Slightly more organized (hacked) units DB
I made extensive modifications to the DB text file and shuffled things up and finessed everything (lots of Python scripts) until I got a usable //explicit// list of units good enough to demo as a [[sexy autocomplete search database http://www.updike.org/units/]]. (See also the complete [[http://www.updike.org/halculon/ calculator]].)
A fine-tuned, discoverable, browsable, explorable, interactively searchable database is not something Frink provides, relying more on generalizable principles (always a good thing, in general) rather than practicality in terms of unit name lookup/query (e.g. allowing plural with s---with an autocomplete mechanism, this is unnecessary and redundant).

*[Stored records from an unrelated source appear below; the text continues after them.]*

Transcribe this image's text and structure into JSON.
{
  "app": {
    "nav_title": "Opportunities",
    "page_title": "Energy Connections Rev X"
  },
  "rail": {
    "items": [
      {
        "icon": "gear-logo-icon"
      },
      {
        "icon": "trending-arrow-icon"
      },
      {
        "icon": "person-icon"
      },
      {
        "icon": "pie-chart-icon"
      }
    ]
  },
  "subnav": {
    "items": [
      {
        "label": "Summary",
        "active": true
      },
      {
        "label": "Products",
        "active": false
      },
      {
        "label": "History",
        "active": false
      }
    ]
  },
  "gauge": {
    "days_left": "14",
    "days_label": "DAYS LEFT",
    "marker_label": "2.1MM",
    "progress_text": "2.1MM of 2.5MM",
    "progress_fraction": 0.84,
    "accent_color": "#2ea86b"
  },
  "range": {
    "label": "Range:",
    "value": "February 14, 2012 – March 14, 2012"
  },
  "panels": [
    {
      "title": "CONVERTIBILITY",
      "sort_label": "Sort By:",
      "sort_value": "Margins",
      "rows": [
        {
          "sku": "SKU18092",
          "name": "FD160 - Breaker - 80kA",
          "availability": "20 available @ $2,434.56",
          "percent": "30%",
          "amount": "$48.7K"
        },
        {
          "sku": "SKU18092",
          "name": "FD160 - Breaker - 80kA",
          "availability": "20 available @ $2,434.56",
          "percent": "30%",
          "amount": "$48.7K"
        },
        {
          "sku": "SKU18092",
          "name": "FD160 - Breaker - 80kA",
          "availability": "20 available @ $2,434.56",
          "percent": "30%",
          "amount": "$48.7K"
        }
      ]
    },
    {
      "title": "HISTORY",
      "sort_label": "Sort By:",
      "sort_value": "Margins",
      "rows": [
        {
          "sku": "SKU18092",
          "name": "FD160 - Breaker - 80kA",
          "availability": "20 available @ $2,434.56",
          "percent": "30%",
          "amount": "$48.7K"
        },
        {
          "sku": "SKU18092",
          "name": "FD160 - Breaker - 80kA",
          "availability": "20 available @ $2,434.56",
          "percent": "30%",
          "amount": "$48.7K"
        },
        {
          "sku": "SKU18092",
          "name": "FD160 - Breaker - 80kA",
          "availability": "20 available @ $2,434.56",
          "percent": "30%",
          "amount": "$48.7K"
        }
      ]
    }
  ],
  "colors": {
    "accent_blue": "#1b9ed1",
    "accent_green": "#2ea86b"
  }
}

I hope I added a bit of value by reordering prefixes in the database, and only assigning prefixes to appropriate units: metric on metric, short metric on short metric, kilobits and kibibytes but not kilokilogram or kibimeters, etc. I tuned the order in which search results appear (especially at the beginning and end of words, and with respect to case-sensitivity). It has to be seen to be appreciated.
Autocomplete Unit Search Demo
To demonstrate the services, I made
- [an interactive](JavaScript Demo http://www.updike.org/units/)
- (see also complete Halculon calculator with interactive units DB)
using AJAX/JSON for search query lookup, and YUI Autocomplete for the drop-down box. (Before, the whole autocomplete DB was in a giant 2MB javascript file. Dynamically fetching the search queries is much more bandwidth and startup-time effective.)
Currently, using the query string, autocomplete looks up the units by number and populates the drop down with unit_name_string = hint_string. The hints may be definitions (like what mm stands for) and/or the type of unit it is (mass, velocity, etc.)
TODO: _units
Finally, I need to make another entire web app and/or text file set/tables with underscores prefixing all units to free up all the short variable names, like m, etc. instead using _m, etc. Autocomplete can type the underscore for you (or perhaps, underscore can trigger autocomplete when units are needed).